Forse molte persone avrebbero potuto essere salvate, invece le truppe di terra dell’esercito di Addis Ababa presenti a Togoga, non hanno permesso il trasferimento dei feriti nel nosocomio del capoluogo. Solamente 8 persone hanno raggiunto il pronto soccorso di Makallè, tra questi anche 3 bambini. L’ autista di un’ambulanza ha riferito di aver provato ben 4 volte a raggiungere Togoga, i soldati lo hanno bloccato ogni volta e così è accaduto a tutti gli altri mezzi di soccorso.
Brutalità senza fine. Un bimbo di appena 6 mesi, con gravi ferite all’addome, è stato bloccato nell’ambulanza per oltre 2 ore. E’ poi morto durante il tragitto, forse si sarebbe potuto salvare se fosse stato curato in tempo. “Ci è stato vietato di prestare soccorso. Hanno detto che se avessimo aiutato i feriti, avremmo dato una mano al nemico, cioè al Tigray People’s Liberation Front“, ha spiegato un operatore sanitario. Il TPLF era al potere nel Tigray fino all’inizio del conflitto. E’ stato poi spodestato dal governo di Addis Ababa nel novembre 2020.
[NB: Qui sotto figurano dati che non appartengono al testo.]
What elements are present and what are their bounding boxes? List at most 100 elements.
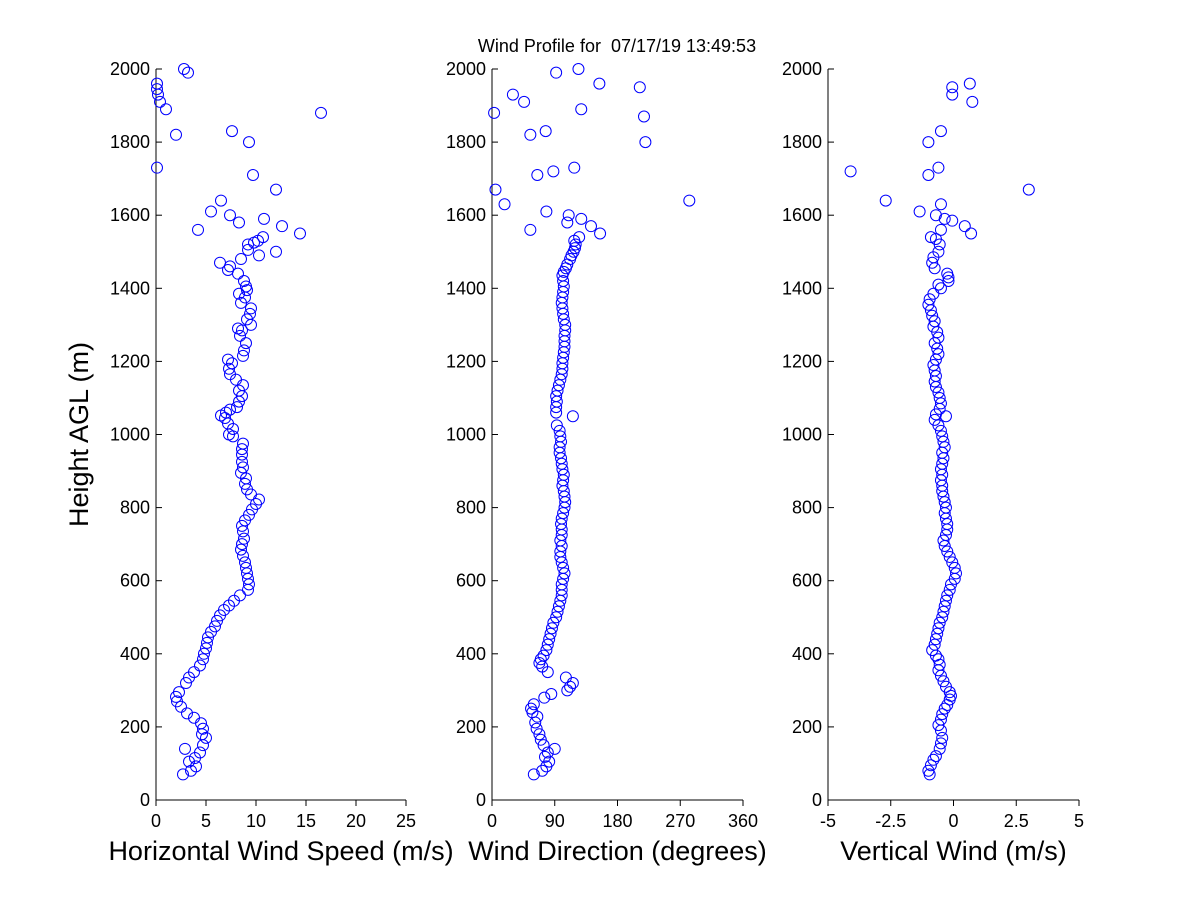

In sette mesi di guerra oltre due milioni di persone hanno dovuto lasciare le loro case e 60 mila e più si sono rifugiati nel vicino Sudan. In questo periodo entrambi i contendenti hanno ucciso migliaia di persone.: truppe governative etiopiche con l’appoggio di quelle eritree – che utilizzano anche militari somali – e amhara da un lato e tigrini del TPLF dall’altro.
Ora si teme una carestia su ampia scala. All’inizio del mese le organizzazioni umanitarie hanno fatto sapere che 350 mila persone ne sono già colpite e, secondo recenti informazione dell’ONU, quasi il 90 percento della popolazione del Tigray necessita di aiuti umanitari. “E’ il dato più alto a livello mondiale”, ha specificato Marc Lowcock, sottosegretario generale delle Nazioni Unite per gli affari umanitari e Coordinatore dei soccorsi di emergenza, dopo la pubblicazione dell’ultima analisi di Integrated Food Security Phase Classification (Classificazione della fase di sicurezza alimentare integrata).
Le ONG hanno ancora difficoltà di portare gli aiuti in determinate zone, perchè respinti dai militari. Il primo ministro etiopico, Abiy Ahmed, Premio Nobel per la Pace 2019, al poter dal 2018, ha dichiarato qualche giorno fa di aver praticamente sconfitto i ribelli. Dal canto loro, i leader del TPLF hanno invece affermato il contrario e di aver riconquistato ampie zone del Tigray.